Onestamente non mi è mai capitato fino ad oggi. E se qualcuno lo ha fatto, lo deve aver fatto davvero molto bene, perché non ce ne siamo accorti. Se noi scoprissimo un partecipante che non rispetta il regolamento, sarebbe immediatamente squalificato.
– La Rovaniemi 300, cioè la gara con il percorso più lungo, è fatta di due sezioni molto diverse tra loro. La prima di 150 chilometri e la seconda di 158. Nella prima parte, i partecipanti possono trovare presso i check-point sia fuoco che acqua, mentre la seconda è in totale autonomia. Ci sono tuttavia anche nella seconda parte posti dove è suggerito fare una pausa per accendere un fuoco, mangiare e riposare?
Nella prima parte, se si arriva negli orari previsti, ovvero quando i check-point sono aperti, i partecipanti possono usare il fuoco e prendere dell’acqua. Nella seconda parte invece c’è solo un riparo lungo il tracciato, mentre gli altri si trovano fuori dal percorso, anche oltre un chilometro dal tracciato suggerito. Abbiamo ovviamente riportato sul nostro sito web tutte le informazioni per permettere ai partecipanti di decidere dove fermarsi, mangiare e dormire. Certo che è poi altamente suggerito portare con sè un fornelletto funzionante, anche se è possibile che si riesca trovare della legna nei ripari.
– In entrambe le Arctic Winter Race, come la Rovaiemi 300 e l’Iditarod Trail Invitational,viene utilizzato dai concorrenti un Satellite Tracking Device. Ma il GPS Tracking – come lo SPOT – non ha la possibilità di comunicare, fornisce solo la posizione, mentre nella Rovaniemi 300 è obbligatorio. Qual è la ragione? Tra lo Spot e il Garmin inReach, qual è il migliore e perché?
Non so se è obbligatorio, ma lo scorso anno ai partecipanti della Iditarod Trail Invitational era permesso utilizzare un Satellite Tracker Device (STD), e tutti questi dispositivi hanno il pulsante SOS (ndr ho partecipato alla ITI130 e il sistema fornito era “passivo”, ovvero non permetteva alcuna interazione come quella di lanciare un SOS). Alla Rovaniemi 300 un Satellite Tracker Device (STD) è obbligatorio perchè vogliamo sempre sapere dove si trovano i concorrenti, e inoltre perchè non ci sono check-point ma solo way-point obbligatori, senza alcuna presenza umana. L’unico modo per fare il controllo è quello di usare un sistema STD. Inoltre posso aggiungere che personalmente non posso dire quanto sia valido il Garmin inReach, perché non lo conosco, ma penso sia simile al sistema DeLorme, per cui ritengo sia molto buono. Per quanto riguarda lo SPOT, funziona bene e non è così costoso. Ma la copertura è limitata in posti remoti come l’Antartide, e forse anche in qualche altro posto di cui non sono a conoscenza. Poi anche se alcuni modelli di Satellite Tracker Device (STD) hanno il GPS, io preferisco portarne due separati: il GSP e il STD, giusto per sicurezza nel caso uno dei due non funzionasse.
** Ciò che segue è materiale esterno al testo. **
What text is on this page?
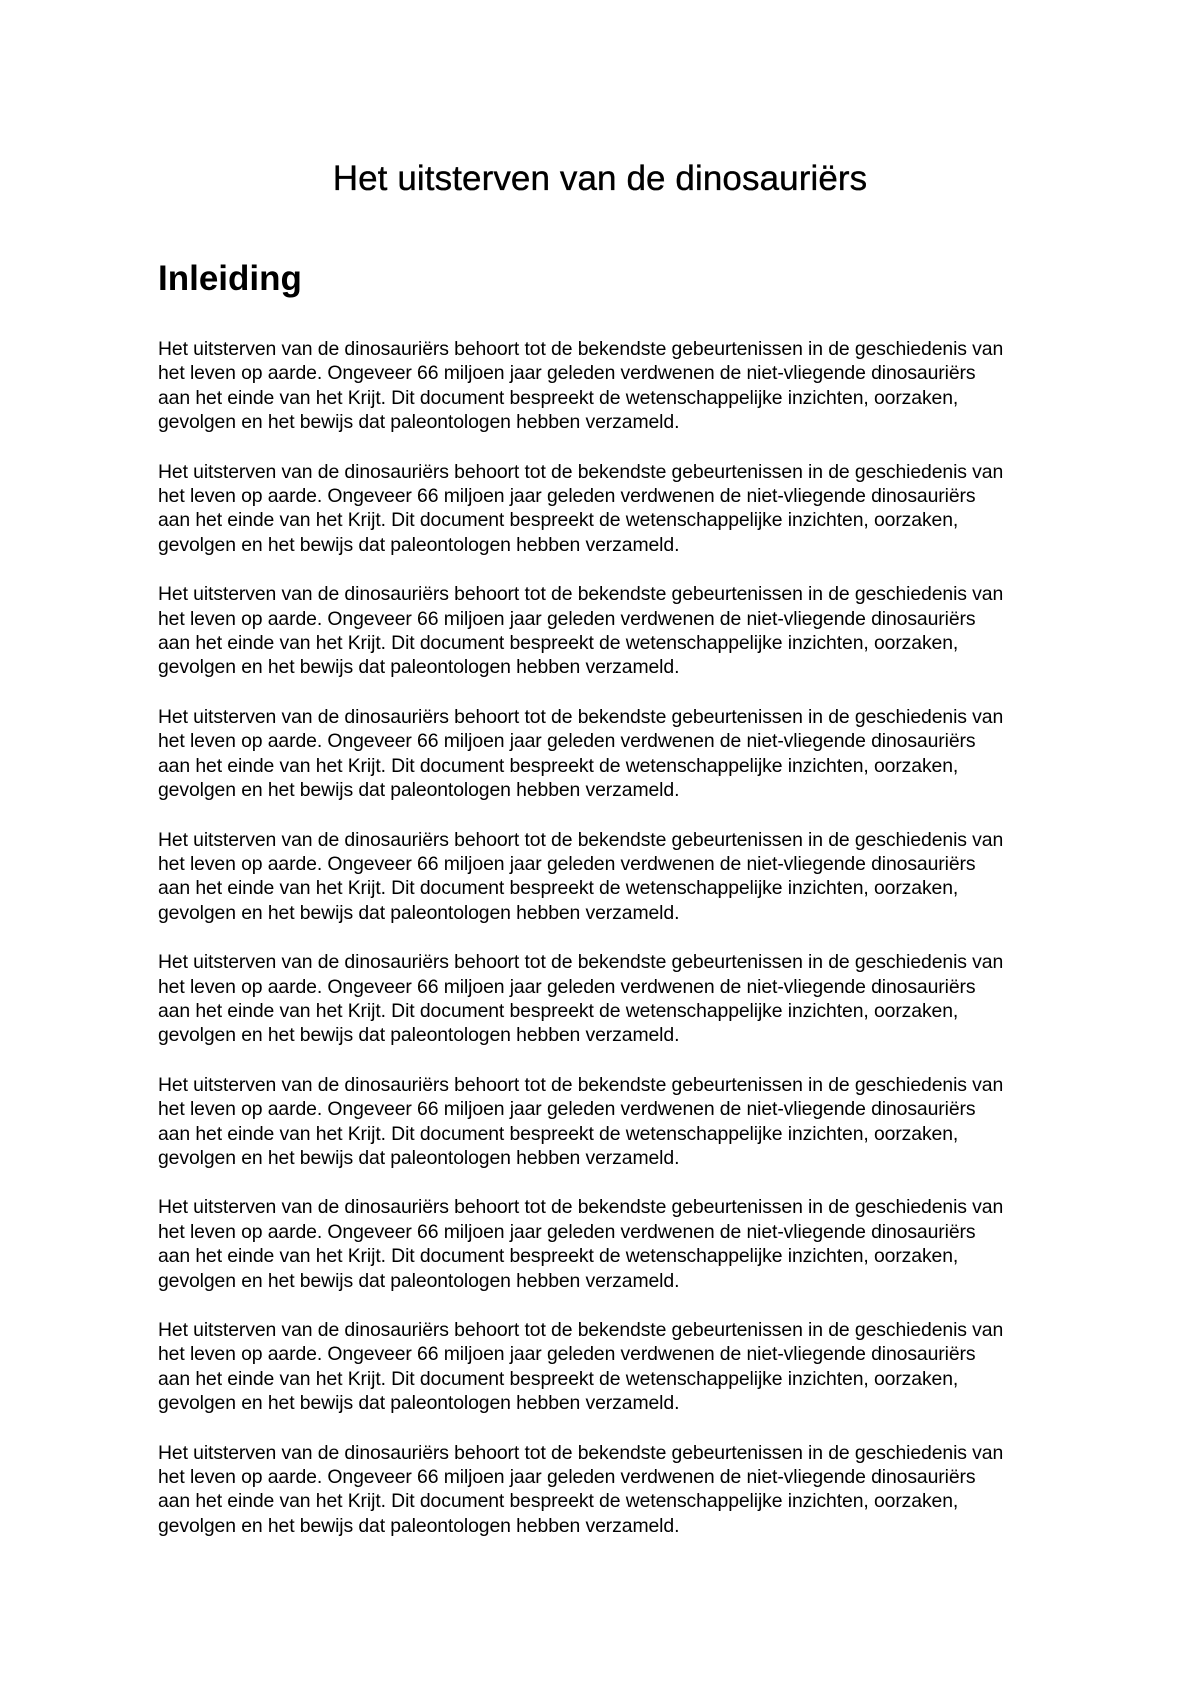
Het uitsterven van de dinosauriërs
Inleiding

Het uitsterven van de dinosauriërs behoort tot de bekendste gebeurtenissen in de geschiedenis van
het leven op aarde. Ongeveer 66 miljoen jaar geleden verdwenen de niet-vliegende dinosauriërs
aan het einde van het Krijt. Dit document bespreekt de wetenschappelijke inzichten, oorzaken,
gevolgen en het bewijs dat paleontologen hebben verzameld.

Het uitsterven van de dinosauriërs behoort tot de bekendste gebeurtenissen in de geschiedenis van
het leven op aarde. Ongeveer 66 miljoen jaar geleden verdwenen de niet-vliegende dinosauriërs
aan het einde van het Krijt. Dit document bespreekt de wetenschappelijke inzichten, oorzaken,
gevolgen en het bewijs dat paleontologen hebben verzameld.

Het uitsterven van de dinosauriërs behoort tot de bekendste gebeurtenissen in de geschiedenis van
het leven op aarde. Ongeveer 66 miljoen jaar geleden verdwenen de niet-vliegende dinosauriërs
aan het einde van het Krijt. Dit document bespreekt de wetenschappelijke inzichten, oorzaken,
gevolgen en het bewijs dat paleontologen hebben verzameld.

Het uitsterven van de dinosauriërs behoort tot de bekendste gebeurtenissen in de geschiedenis van
het leven op aarde. Ongeveer 66 miljoen jaar geleden verdwenen de niet-vliegende dinosauriërs
aan het einde van het Krijt. Dit document bespreekt de wetenschappelijke inzichten, oorzaken,
gevolgen en het bewijs dat paleontologen hebben verzameld.

Het uitsterven van de dinosauriërs behoort tot de bekendste gebeurtenissen in de geschiedenis van
het leven op aarde. Ongeveer 66 miljoen jaar geleden verdwenen de niet-vliegende dinosauriërs
aan het einde van het Krijt. Dit document bespreekt de wetenschappelijke inzichten, oorzaken,
gevolgen en het bewijs dat paleontologen hebben verzameld.

Het uitsterven van de dinosauriërs behoort tot de bekendste gebeurtenissen in de geschiedenis van
het leven op aarde. Ongeveer 66 miljoen jaar geleden verdwenen de niet-vliegende dinosauriërs
aan het einde van het Krijt. Dit document bespreekt de wetenschappelijke inzichten, oorzaken,
gevolgen en het bewijs dat paleontologen hebben verzameld.

Het uitsterven van de dinosauriërs behoort tot de bekendste gebeurtenissen in de geschiedenis van
het leven op aarde. Ongeveer 66 miljoen jaar geleden verdwenen de niet-vliegende dinosauriërs
aan het einde van het Krijt. Dit document bespreekt de wetenschappelijke inzichten, oorzaken,
gevolgen en het bewijs dat paleontologen hebben verzameld.

Het uitsterven van de dinosauriërs behoort tot de bekendste gebeurtenissen in de geschiedenis van
het leven op aarde. Ongeveer 66 miljoen jaar geleden verdwenen de niet-vliegende dinosauriërs
aan het einde van het Krijt. Dit document bespreekt de wetenschappelijke inzichten, oorzaken,
gevolgen en het bewijs dat paleontologen hebben verzameld.

Het uitsterven van de dinosauriërs behoort tot de bekendste gebeurtenissen in de geschiedenis van
het leven op aarde. Ongeveer 66 miljoen jaar geleden verdwenen de niet-vliegende dinosauriërs
aan het einde van het Krijt. Dit document bespreekt de wetenschappelijke inzichten, oorzaken,
gevolgen en het bewijs dat paleontologen hebben verzameld.

Het uitsterven van de dinosauriërs behoort tot de bekendste gebeurtenissen in de geschiedenis van
het leven op aarde. Ongeveer 66 miljoen jaar geleden verdwenen de niet-vliegende dinosauriërs
aan het einde van het Krijt. Dit document bespreekt de wetenschappelijke inzichten, oorzaken,
gevolgen en het bewijs dat paleontologen hebben verzameld.
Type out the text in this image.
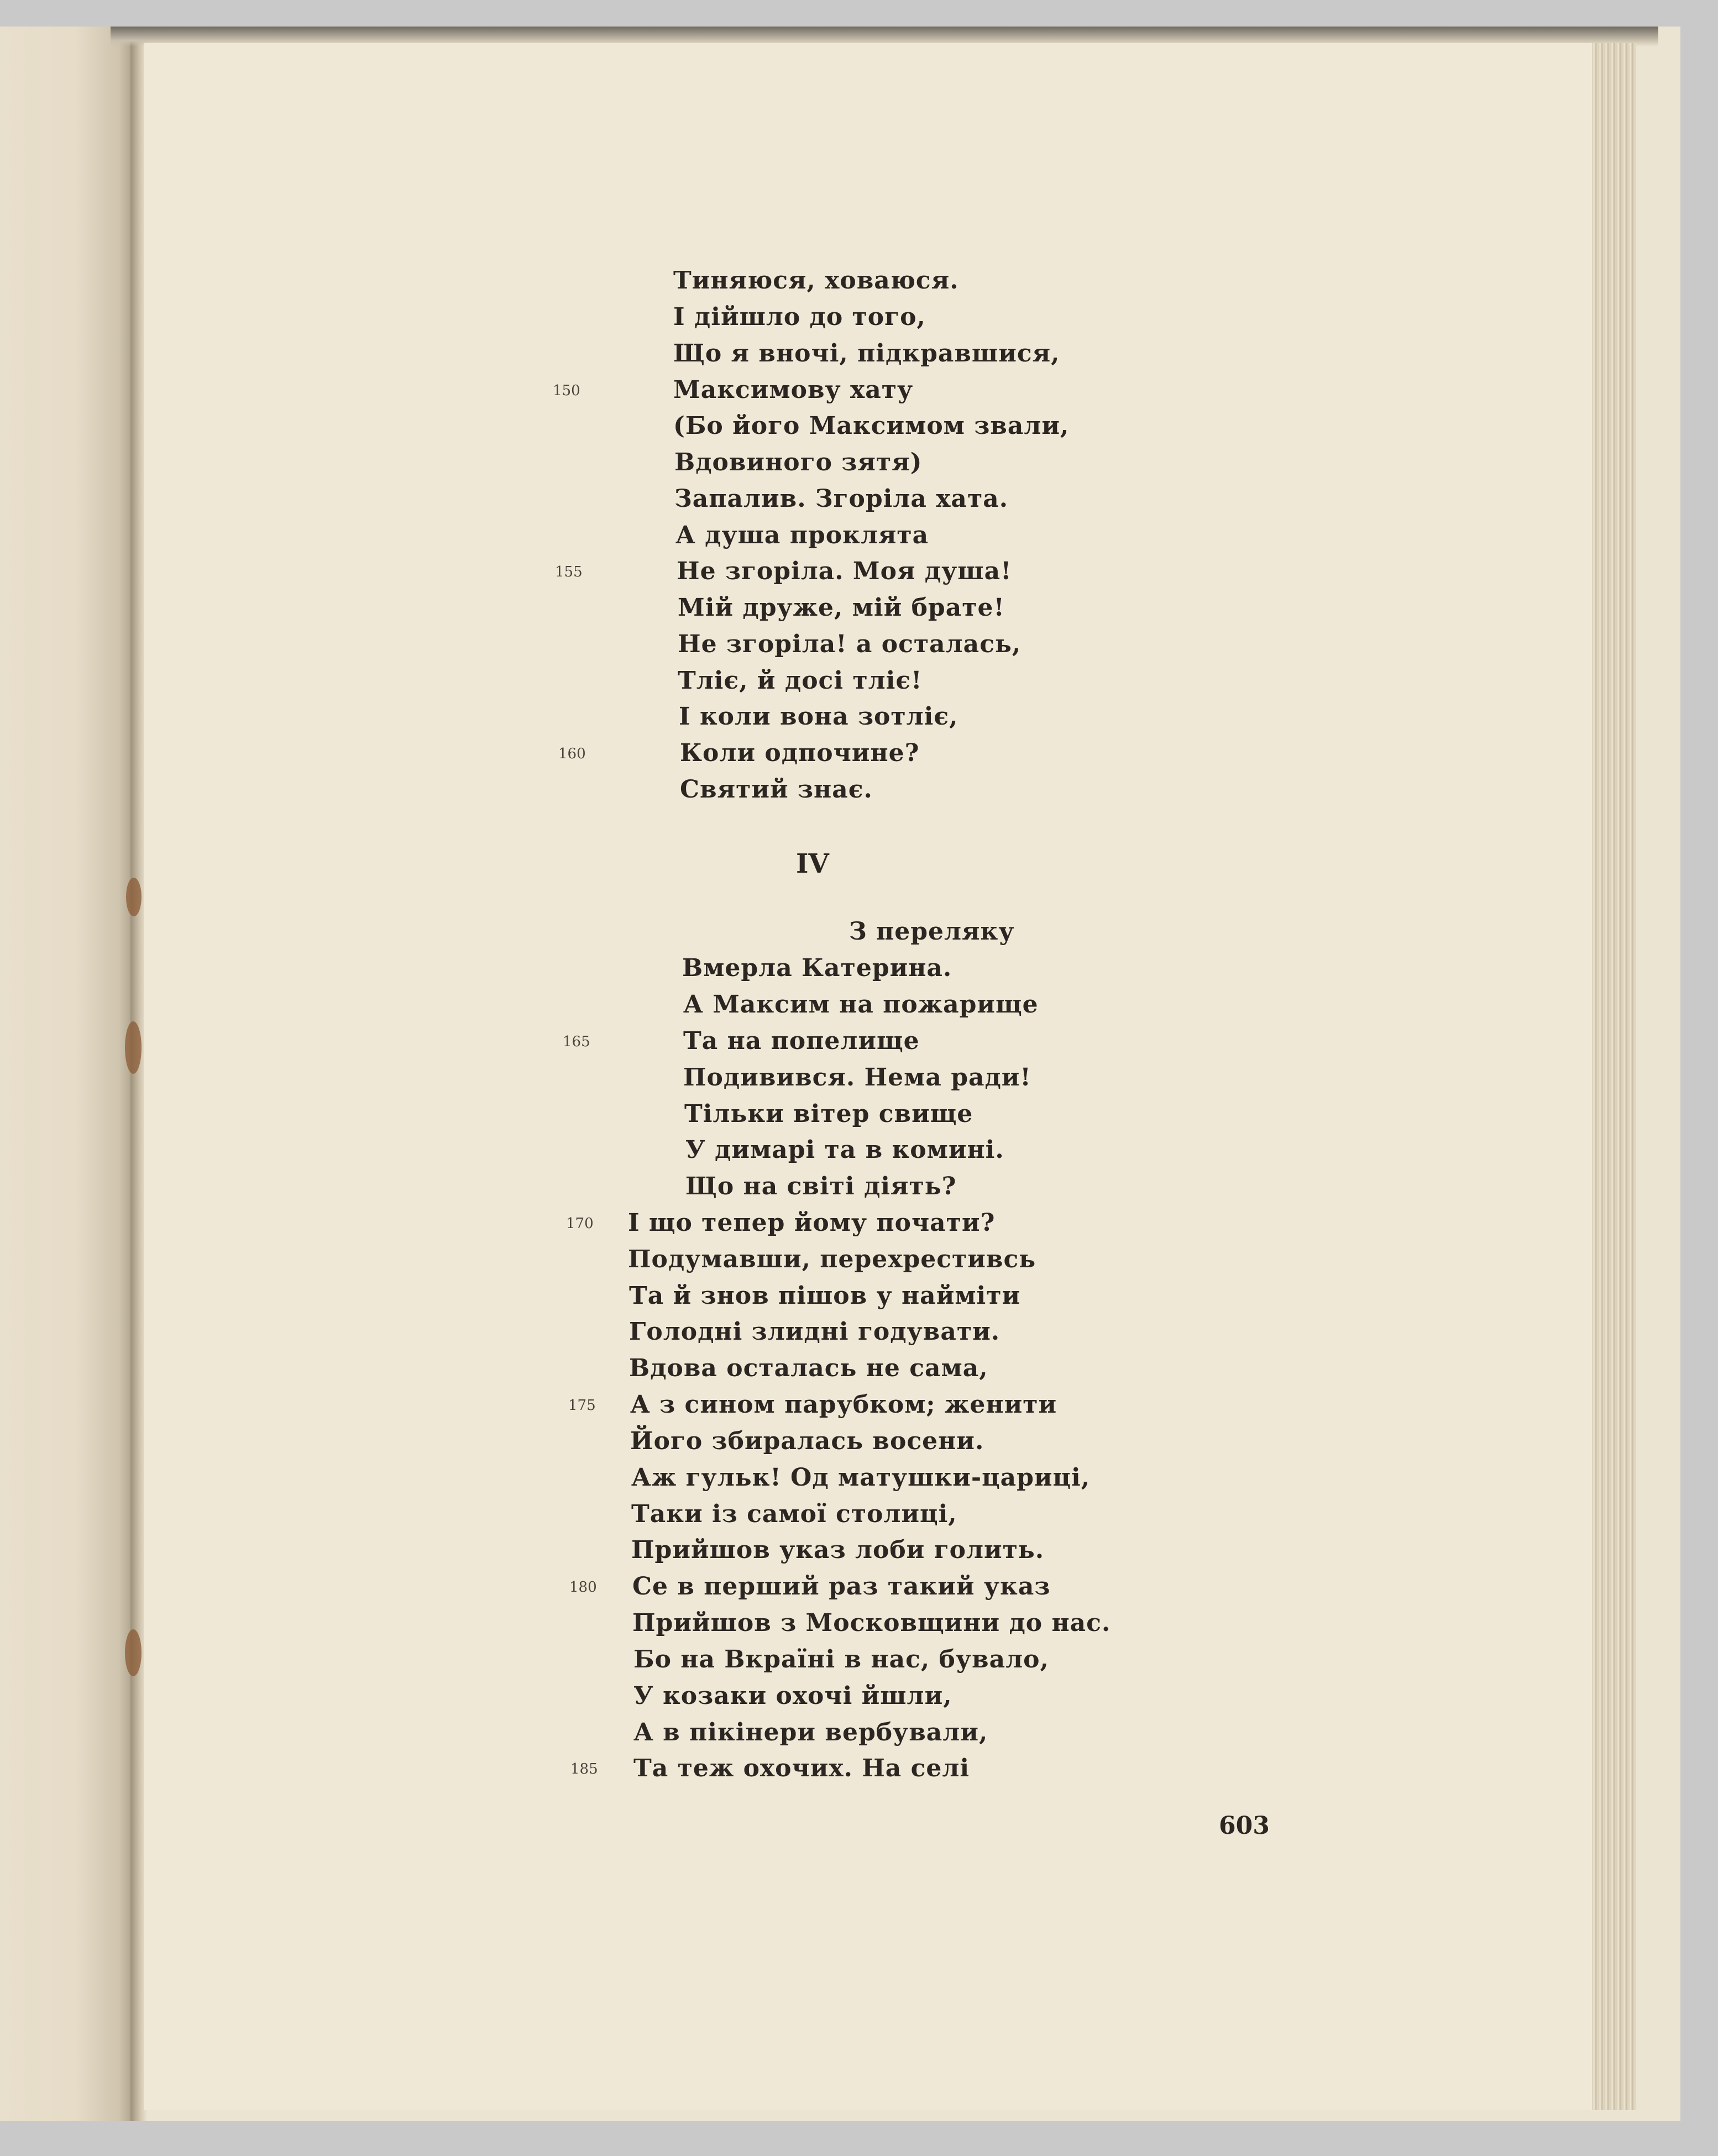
Тиняюся, ховаюся.
І дійшло до того,
Що я вночі, підкравшися,
Максимову хату
(Бо його Максимом звали,
Вдовиного зятя)
Запалив. Згоріла хата.
А душа проклята
Не згоріла. Моя душа!
Мій друже, мій брате!
Не згоріла! а осталась,
Тліє, й досі тліє!
І коли вона зотліє,
Коли одпочине?
Святий знає.
IV
З переляку
Вмерла Катерина.
А Максим на пожарище
Та на попелище
Подивився. Нема ради!
Тільки вітер свище
У димарі та в комині.
Що на світі діять?
І що тепер йому почати?
Подумавши, перехрестивсь
Та й знов пішов у найміти
Голодні злидні годувати.
Вдова осталась не сама,
А з сином парубком; женити
Його збиралась восени.
Аж гульк! Од матушки-цариці,
Таки із самої столиці,
Прийшов указ лоби голить.
Се в перший раз такий указ
Прийшов з Московщини до нас.
Бо на Вкраїні в нас, бувало,
У козаки охочі йшли,
А в пікінери вербували,
Та теж охочих. На селі
150
155
160
165
170
175
180
185
603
– Per l’organizzazione è più difficile gestire i molti partecipanti delle distanze 66 km e 150 km, o i pochi della 300 km? In quest’ultima l’ambiente è molto più inospitale, ma i partecipanti dovrebbero essere più preparati ad affrontare le sfide…
È più complicato gestire la sicurezza della gara di 150 km. La 300 km ha molto meni concorrenti, e tutti hanno una notevole esperienza.
– Cercare di non sudare e idratarsi bene: questi sono i due consigli fondamentali che ci hai dato due anni fa. Quali pensi siano i principali errori che devono evitare gli atleti che affrontano questo tipo di gare per la prima volta?
Gli errori principali che fanno coloro che affrontano queste gare per la prima volta riguardano l’abbigliamento e in particolare come tenere caldo il corpo senza sudare. Questo è qualcosa che si acquisisce con l’esperienza e provando differenti materiali, combinando i diversi indumenti e i diversi strati. E poi ovviamente non dimentichiamo l’idratazione, che è sempre fondamentale.